Drawing on Hannah Arendt’s concept of appearance, POLITICS OF APPEARANCE, curated by Ilari Valbonesi, brings together international artists whose practices explore appearance not as mere surface, but as a political event—understood as inherently plural.
This (political) appearance is neither a character of the artwork nor an impression of the viewer; it emerges in the relationship between artworks and viewers. It resembles a kind of birth, triggering unpredictable effects through movement, affection, corporeality, matter, sound, light, memories, disguises and desires.

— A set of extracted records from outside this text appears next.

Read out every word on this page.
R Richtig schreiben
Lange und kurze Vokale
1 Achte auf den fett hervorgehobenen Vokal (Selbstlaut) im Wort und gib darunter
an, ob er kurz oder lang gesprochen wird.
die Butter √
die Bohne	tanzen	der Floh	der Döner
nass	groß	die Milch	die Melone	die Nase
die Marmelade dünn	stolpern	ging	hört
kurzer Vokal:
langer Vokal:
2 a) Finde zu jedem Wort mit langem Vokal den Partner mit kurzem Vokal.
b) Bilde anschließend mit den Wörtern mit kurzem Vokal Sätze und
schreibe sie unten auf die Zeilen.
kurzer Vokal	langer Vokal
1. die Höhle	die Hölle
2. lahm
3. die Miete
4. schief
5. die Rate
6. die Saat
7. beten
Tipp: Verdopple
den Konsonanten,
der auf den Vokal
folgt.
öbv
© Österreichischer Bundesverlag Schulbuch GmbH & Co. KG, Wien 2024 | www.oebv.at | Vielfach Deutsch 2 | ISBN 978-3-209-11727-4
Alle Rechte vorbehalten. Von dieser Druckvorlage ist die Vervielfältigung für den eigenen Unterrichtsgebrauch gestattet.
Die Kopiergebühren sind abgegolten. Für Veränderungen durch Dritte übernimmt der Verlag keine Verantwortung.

Artworks enter the scene as new beginnings, prompting movement, positioning, judgment, and action in a world inhabited by many. They operate as third presences—plastic devices or political agents, in Fransoni’s Political Theory of Art terms—that come into presence with one another, generating unforeseen effects.
In the context of the political, understood as constitutive plurality, the notion of power can be reconfigured from an attribute of the people or the control and constraints exerted upon them, to that which exists between people (Arendt, 1993) — or, in this case, between people and artworks as agents (Fransoni, 2024).
This represents a “new plastic wave” in which concerted action becomes visible and holds the power to act.
Here, Politics and Appearing coincide (Valbonesi, 2026), illustrating how the power of exhibited artworks can redefine the concept of power through appearance alone.